Kathryn Yusoff offers an interesting and eye-opening perspective in her book “A Billion Black Anthropocenes or None.” She argues that the field of geology erases its history of racism by normalizing the historical mistreatment of minority groups. Particularly, the framing of the Anthropocene epoch as a “‘new’ condition that forgets its histories of oppression and dispossession” serves to further this historical erasure (Yusoff 15). The term “Anthropocene” itself, the root of which is “Anthropos” or “human” implies that all humans are at fault. This framing of the issue both “fails to name the masters of broken earths” and “fails to grabble with the inheritance of violent dispossession of indigenous land” (Yusoff 13). Yusoff claims that this nomenclature “neatly erases histories of racism that were incubated through the regulatory structure of geologic relations” (Yusoff 14). By framing the Anthropocene as a “human” issue, geologists fail to acknowledge the historical racism that is inseparable from the issue.
Furthermore, Yusoff argues that the aforementioned historical racism is inseparable from the climate crisis. She claims that the cultural notion of separateness from our environment that now fuels the climate crisis was born of the incorrect separation of “human” and “inhuman”, which began when slaves were labeled as inhuman to justify them being treated as such (Yusoff 16).

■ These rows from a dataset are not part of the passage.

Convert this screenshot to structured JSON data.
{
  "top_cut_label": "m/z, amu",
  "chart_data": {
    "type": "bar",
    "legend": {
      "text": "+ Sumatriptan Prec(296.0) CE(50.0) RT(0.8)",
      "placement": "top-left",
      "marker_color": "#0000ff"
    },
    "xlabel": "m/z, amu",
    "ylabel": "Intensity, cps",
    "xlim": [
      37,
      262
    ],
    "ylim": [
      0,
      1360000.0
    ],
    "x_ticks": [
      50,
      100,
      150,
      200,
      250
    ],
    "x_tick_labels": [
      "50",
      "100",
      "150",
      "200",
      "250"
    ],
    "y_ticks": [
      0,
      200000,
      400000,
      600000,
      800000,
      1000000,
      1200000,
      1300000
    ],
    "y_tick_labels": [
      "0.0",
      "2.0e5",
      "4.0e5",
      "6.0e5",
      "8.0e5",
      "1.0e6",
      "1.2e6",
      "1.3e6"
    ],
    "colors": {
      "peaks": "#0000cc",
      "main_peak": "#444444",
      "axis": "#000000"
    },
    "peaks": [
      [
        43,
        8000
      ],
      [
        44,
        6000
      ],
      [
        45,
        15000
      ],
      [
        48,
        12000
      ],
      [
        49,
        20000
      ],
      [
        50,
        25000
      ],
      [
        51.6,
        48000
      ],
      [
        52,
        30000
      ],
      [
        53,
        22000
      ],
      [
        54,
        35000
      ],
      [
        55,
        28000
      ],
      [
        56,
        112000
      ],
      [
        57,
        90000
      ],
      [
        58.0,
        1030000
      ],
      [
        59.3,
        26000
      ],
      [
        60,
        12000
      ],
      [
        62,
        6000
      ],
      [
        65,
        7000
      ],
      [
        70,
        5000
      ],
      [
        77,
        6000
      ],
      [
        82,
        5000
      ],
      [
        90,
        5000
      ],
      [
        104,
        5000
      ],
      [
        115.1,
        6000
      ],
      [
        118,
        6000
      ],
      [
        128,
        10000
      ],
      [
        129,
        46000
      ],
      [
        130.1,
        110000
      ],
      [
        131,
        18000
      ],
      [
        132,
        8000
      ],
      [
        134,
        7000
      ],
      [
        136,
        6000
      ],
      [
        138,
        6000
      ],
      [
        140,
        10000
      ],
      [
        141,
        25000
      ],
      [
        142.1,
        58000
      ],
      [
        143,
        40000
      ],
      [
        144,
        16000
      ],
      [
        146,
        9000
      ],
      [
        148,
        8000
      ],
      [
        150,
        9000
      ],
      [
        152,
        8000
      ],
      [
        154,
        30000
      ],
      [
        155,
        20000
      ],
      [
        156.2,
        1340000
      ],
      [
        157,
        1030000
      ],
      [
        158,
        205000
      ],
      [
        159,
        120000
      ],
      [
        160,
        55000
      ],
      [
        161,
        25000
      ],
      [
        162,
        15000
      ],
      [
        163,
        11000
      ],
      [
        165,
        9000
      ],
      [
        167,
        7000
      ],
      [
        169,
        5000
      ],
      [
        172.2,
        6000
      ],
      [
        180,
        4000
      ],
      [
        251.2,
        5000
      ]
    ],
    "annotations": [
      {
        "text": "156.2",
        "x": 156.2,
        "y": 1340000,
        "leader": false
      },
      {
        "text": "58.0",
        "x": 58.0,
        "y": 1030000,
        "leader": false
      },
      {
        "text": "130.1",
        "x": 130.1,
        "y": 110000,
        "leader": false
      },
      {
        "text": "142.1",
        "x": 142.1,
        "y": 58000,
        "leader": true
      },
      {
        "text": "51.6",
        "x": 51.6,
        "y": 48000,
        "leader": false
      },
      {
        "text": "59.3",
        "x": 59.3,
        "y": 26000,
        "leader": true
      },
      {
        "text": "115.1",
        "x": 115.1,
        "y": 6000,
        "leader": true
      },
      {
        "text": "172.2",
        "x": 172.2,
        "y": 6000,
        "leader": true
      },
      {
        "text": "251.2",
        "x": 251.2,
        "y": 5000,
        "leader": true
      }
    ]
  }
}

She claims that we cannot move forward in facing the climate crisis without acknowledging the reality of its history. While some may feel that her ideas are too esoteric to be useful in the face of the impending emergency at hand, I feel that it’s not only possible but important to acknowledge the past while simultaneously facing the issue of the present. What matters currently is that we, as humans, are faced with a common problem–whether it was caused by all humans or just some. Working together to solve it requires facing the harsh reality of where we are and how we arrived there. Only then can we move beyond the issues of the past and look to the future.